The control of a running ductile fracture in dense-phase CO2 carrying pipelines requires noticeably better fracture resistance than that typically required for the transport of lean or rich natural gas. The long saturation plateau of the decompression sustains a significant driving force at low fracture velocities.
Since 2012, at least four independent projects published data to better understand the applicability of the Battelle Two-Curve Method for CO2 transportation, provide insight on minimum toughness requirements and margins of safety.

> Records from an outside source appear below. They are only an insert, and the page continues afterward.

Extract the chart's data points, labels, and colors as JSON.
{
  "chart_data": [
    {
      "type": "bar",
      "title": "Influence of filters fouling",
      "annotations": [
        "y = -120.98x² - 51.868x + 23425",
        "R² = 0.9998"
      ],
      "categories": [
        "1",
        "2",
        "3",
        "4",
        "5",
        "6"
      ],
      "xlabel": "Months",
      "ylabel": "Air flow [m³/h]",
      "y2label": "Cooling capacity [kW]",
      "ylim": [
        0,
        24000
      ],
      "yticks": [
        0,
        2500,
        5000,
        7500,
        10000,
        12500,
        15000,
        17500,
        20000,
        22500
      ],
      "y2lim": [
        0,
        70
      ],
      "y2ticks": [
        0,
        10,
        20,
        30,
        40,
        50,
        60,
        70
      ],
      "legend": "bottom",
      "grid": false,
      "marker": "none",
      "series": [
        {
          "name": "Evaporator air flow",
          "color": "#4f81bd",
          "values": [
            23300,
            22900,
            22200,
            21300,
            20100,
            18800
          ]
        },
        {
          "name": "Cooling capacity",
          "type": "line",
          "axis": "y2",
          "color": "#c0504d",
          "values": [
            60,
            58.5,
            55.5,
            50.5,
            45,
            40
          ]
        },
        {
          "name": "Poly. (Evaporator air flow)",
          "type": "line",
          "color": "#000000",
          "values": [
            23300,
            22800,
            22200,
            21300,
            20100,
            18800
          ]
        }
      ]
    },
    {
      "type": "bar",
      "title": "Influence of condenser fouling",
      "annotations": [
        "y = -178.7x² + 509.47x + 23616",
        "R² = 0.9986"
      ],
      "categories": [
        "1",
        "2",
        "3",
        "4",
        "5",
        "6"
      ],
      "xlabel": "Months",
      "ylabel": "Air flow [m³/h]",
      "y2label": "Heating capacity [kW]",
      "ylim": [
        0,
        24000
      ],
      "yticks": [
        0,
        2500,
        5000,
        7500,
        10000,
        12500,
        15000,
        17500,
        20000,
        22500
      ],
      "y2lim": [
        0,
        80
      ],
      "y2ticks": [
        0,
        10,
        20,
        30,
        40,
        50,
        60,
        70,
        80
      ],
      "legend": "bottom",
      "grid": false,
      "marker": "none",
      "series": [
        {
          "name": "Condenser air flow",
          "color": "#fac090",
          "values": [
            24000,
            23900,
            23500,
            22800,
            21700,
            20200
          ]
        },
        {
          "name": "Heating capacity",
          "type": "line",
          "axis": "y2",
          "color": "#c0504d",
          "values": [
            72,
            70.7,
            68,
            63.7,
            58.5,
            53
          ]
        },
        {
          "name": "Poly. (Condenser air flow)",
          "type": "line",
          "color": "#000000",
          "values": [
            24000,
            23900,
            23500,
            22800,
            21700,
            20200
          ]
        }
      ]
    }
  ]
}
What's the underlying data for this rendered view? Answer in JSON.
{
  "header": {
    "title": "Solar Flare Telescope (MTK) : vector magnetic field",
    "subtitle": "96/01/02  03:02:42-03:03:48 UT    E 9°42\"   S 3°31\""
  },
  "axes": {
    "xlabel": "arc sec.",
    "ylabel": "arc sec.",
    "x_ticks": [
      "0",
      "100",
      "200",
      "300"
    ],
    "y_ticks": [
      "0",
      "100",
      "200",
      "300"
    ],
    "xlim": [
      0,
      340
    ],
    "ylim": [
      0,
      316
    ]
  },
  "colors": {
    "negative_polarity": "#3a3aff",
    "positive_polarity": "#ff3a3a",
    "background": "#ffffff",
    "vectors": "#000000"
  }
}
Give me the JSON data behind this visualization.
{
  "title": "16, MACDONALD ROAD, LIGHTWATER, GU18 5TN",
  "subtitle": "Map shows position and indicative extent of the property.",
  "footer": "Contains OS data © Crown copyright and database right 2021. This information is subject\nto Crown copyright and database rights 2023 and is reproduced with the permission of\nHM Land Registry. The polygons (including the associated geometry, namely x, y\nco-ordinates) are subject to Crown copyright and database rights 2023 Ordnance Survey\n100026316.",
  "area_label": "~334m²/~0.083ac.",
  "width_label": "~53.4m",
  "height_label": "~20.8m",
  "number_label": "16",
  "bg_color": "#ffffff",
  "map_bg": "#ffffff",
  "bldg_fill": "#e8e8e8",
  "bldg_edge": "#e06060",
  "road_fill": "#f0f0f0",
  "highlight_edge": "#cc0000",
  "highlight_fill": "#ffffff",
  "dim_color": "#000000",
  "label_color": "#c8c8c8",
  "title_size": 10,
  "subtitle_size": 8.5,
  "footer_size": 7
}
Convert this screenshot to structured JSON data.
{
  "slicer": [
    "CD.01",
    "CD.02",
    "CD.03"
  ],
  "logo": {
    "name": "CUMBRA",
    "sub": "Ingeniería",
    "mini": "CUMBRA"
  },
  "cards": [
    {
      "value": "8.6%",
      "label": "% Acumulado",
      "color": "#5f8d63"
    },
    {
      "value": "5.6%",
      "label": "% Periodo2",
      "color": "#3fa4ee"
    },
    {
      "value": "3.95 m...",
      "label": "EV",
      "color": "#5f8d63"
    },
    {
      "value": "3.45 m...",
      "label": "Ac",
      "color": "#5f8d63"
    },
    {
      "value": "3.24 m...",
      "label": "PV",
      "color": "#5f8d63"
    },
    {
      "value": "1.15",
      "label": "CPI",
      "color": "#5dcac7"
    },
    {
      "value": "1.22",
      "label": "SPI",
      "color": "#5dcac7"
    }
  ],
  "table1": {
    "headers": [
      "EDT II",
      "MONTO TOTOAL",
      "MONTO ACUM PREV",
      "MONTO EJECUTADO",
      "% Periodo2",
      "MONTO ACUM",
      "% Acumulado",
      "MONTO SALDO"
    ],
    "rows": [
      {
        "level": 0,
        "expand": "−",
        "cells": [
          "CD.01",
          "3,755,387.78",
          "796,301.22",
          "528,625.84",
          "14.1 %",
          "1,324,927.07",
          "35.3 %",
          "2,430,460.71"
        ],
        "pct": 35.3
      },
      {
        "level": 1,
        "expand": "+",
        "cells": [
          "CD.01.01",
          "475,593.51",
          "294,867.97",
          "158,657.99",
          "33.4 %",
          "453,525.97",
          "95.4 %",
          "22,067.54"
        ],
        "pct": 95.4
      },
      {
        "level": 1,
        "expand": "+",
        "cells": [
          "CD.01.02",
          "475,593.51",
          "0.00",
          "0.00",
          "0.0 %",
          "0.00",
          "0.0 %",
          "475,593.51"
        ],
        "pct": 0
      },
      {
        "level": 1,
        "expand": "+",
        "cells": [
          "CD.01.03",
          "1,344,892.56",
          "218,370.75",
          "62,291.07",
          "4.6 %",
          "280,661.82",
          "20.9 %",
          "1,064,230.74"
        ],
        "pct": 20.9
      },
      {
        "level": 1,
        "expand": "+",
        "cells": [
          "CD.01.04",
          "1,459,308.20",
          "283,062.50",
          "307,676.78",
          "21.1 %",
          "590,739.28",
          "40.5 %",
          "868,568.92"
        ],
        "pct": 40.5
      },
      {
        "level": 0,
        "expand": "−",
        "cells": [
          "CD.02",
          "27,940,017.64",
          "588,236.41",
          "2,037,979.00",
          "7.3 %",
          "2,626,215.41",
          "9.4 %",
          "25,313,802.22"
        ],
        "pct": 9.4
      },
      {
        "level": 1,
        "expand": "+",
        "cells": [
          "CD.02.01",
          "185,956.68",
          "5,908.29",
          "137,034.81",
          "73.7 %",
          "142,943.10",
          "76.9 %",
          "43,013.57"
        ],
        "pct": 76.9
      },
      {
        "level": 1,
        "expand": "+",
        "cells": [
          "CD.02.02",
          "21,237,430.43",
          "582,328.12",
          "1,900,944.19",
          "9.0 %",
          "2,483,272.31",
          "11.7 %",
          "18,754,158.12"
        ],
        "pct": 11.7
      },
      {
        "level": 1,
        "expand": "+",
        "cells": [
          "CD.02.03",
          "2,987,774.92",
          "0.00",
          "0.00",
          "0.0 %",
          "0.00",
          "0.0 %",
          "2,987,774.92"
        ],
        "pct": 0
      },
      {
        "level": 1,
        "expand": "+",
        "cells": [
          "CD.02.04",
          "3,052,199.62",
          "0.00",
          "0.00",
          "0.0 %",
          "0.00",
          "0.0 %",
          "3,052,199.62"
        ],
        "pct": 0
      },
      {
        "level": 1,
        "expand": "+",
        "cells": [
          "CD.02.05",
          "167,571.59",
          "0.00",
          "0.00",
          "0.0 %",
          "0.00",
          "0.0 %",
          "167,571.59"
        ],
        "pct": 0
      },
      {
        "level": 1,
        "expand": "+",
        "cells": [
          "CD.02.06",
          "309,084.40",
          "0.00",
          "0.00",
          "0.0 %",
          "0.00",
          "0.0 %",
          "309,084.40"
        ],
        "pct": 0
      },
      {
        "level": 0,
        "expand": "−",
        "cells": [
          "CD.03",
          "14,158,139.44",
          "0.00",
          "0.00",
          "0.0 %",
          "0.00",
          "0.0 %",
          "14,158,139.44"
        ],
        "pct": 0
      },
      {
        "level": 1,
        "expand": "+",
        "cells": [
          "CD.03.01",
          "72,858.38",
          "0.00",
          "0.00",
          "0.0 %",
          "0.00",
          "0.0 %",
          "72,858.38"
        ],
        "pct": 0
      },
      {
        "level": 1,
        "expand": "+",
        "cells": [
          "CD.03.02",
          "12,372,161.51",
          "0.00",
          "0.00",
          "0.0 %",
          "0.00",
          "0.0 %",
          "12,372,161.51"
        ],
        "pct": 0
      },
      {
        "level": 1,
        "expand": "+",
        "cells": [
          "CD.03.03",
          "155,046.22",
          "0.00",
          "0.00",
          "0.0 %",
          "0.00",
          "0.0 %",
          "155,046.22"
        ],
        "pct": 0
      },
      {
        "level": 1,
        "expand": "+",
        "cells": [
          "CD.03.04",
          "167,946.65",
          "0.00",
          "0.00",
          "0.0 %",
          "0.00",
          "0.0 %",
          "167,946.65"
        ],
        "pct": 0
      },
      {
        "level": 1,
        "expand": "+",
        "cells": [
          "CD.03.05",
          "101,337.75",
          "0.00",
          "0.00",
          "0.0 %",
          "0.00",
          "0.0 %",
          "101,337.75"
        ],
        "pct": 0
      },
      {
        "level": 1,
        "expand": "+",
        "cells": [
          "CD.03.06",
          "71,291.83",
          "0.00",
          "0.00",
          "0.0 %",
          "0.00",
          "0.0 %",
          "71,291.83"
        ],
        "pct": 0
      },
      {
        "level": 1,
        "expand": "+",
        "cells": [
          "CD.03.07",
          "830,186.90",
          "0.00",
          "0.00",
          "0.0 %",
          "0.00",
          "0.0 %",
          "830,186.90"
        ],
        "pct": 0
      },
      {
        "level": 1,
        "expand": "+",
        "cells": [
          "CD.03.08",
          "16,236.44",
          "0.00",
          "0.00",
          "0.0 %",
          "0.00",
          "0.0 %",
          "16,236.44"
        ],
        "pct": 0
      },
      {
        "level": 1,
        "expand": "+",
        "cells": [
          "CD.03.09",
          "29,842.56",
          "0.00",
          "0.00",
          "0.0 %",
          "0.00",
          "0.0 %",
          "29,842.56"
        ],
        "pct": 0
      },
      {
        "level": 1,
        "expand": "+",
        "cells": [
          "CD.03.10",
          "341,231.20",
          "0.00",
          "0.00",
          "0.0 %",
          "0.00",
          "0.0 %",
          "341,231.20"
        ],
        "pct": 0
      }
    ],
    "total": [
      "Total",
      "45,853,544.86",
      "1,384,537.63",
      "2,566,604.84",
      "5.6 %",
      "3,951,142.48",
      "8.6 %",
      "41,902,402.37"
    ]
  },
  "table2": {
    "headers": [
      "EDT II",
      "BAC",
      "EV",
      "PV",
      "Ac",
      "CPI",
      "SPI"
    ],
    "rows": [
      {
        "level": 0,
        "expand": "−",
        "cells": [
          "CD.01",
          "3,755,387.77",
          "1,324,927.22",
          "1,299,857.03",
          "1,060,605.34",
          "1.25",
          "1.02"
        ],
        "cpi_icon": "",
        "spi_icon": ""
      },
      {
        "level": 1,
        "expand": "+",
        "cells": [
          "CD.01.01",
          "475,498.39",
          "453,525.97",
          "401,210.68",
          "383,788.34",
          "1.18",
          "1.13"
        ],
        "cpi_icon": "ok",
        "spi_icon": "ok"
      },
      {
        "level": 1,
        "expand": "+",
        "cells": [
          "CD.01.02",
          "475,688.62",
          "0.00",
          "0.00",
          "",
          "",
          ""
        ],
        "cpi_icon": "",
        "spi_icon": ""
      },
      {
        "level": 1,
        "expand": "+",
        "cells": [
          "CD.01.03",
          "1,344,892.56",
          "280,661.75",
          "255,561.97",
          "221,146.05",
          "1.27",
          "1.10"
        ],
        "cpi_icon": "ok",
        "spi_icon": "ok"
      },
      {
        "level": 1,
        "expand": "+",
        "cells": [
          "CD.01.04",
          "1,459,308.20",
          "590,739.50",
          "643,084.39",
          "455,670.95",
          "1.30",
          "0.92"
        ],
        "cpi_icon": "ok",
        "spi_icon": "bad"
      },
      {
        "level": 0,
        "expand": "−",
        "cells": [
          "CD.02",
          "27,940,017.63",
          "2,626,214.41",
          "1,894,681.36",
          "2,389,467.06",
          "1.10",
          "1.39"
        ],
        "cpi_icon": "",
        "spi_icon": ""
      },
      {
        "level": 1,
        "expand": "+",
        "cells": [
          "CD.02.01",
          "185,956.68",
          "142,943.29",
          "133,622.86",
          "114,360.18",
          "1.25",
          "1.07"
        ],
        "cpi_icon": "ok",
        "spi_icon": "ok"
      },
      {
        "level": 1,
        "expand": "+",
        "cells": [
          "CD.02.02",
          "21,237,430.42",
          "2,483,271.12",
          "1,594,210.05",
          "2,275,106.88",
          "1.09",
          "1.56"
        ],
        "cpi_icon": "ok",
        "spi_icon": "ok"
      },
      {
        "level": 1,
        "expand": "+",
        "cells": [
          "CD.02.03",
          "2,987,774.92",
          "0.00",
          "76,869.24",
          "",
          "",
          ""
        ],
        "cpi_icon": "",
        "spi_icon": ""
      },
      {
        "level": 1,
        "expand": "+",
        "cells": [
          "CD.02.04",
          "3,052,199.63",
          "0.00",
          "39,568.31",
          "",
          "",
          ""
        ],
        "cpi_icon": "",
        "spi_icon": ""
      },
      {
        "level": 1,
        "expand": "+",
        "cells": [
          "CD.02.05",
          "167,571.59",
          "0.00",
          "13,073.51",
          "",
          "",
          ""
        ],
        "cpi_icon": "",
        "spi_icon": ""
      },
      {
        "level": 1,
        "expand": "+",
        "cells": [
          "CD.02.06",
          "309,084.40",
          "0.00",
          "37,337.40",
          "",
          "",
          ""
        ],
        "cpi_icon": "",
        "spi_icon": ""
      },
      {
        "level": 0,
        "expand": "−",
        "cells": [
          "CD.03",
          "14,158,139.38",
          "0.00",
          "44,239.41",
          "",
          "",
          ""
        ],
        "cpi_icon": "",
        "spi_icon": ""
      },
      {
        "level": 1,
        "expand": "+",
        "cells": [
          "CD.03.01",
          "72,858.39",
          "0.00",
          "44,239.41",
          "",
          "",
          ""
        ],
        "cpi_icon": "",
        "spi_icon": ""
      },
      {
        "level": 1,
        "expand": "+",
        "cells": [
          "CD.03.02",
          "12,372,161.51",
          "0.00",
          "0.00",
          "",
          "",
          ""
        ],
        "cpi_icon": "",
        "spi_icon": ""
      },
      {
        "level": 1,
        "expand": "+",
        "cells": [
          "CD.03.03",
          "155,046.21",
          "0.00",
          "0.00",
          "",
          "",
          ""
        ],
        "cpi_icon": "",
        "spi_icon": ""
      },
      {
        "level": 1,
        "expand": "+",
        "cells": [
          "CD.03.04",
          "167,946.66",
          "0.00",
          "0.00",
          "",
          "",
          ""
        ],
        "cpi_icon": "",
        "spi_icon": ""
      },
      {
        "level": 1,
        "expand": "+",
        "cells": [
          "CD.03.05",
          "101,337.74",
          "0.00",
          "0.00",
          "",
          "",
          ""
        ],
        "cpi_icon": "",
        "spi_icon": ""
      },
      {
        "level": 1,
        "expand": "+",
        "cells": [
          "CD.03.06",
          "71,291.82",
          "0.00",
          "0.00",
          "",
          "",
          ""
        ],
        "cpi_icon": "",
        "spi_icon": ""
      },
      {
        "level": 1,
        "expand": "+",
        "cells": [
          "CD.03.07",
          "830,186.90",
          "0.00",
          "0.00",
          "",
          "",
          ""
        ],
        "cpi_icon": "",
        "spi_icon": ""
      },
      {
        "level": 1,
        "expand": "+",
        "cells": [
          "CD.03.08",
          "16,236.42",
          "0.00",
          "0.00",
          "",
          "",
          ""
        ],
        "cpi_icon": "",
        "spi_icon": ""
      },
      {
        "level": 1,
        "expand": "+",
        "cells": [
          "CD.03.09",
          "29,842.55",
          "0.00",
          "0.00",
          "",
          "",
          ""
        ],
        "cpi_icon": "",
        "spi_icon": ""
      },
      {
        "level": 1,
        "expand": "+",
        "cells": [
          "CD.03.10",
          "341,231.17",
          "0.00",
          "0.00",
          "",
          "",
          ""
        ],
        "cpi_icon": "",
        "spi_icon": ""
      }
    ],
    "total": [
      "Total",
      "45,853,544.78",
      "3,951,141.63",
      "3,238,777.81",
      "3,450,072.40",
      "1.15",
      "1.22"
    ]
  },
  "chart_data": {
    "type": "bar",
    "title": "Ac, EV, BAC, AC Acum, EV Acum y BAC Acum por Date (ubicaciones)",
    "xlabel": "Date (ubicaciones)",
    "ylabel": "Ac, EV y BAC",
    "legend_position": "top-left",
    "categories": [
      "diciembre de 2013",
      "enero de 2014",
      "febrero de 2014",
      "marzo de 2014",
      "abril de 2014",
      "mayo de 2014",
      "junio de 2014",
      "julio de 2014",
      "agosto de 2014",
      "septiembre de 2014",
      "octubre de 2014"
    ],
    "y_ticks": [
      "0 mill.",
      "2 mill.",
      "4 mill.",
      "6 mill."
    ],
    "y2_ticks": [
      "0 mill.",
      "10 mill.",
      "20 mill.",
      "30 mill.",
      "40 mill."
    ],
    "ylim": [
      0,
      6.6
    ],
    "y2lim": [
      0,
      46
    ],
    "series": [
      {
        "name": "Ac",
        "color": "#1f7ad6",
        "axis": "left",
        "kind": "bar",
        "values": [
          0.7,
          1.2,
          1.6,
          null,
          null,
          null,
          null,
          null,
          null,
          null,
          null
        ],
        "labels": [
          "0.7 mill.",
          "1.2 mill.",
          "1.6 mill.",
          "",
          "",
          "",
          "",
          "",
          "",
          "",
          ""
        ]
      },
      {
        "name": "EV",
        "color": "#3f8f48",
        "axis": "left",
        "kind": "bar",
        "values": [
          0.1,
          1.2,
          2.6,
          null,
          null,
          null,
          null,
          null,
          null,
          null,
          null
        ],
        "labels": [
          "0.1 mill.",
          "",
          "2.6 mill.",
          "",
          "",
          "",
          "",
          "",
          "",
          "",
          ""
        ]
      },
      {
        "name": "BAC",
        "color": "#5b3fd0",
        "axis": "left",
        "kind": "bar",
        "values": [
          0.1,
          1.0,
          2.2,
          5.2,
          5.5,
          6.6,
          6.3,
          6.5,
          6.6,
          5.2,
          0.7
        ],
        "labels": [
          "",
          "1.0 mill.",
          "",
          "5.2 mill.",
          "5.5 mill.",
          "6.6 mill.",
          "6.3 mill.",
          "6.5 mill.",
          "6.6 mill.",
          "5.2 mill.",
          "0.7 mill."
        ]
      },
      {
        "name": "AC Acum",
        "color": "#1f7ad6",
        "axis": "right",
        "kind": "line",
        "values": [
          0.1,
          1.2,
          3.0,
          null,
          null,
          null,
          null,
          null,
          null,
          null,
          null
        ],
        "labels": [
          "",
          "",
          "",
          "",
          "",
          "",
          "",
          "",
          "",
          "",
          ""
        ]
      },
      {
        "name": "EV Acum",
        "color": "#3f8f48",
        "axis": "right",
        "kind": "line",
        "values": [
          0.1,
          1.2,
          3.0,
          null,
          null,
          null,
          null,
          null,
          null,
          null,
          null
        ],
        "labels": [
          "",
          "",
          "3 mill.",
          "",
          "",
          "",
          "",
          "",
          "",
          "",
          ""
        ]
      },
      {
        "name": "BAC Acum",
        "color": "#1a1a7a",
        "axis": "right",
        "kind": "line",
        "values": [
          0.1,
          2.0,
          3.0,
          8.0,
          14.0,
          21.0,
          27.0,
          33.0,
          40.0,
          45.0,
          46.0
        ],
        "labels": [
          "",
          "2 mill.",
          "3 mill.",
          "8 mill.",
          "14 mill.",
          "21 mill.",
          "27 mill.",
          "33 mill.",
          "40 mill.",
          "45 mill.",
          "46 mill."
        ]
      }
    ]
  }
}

Nine full-scale propagation tests were executed across these projects. About 50 pipes had interactions with a running ductile fracture, 33 pipes supported the propagation of the fracture over their entire length, the other 17 pipes stopped the fracture.
The original BTCM is not considered applicable with dense-phase CO2. Despite the actual decompression velocity’s saturation plateau decreasing with velocity, and despite the pressure at the crack tip being typically 8 bar lower than predicted, the model can be significantly non-conservative. Correction factors on toughness and arrest pressure are required.
An empirical model for prediction of the minimum required toughness is proposed. It is supported by the data from the four aforementioned projects. The details and the limitations of the database are presented. The arrest boundary is expressed graphically in the frame commonly used to present the NG18 arrest pressure boundary.
A discussion on the location of the experimental data points relative to the arrest-propagation boundary is given. It supports the definition of three regions of interest: a region of likely propagation, a region of likely arrest, and a transition region between these two, where the boundary resides.
All current standard and recommended practices have seemingly similar gaps with respect to the control of a running ductile fracture. The empirical model brings along a set of recommendations and requirements to consider in the context of dense-phase CO2 applications.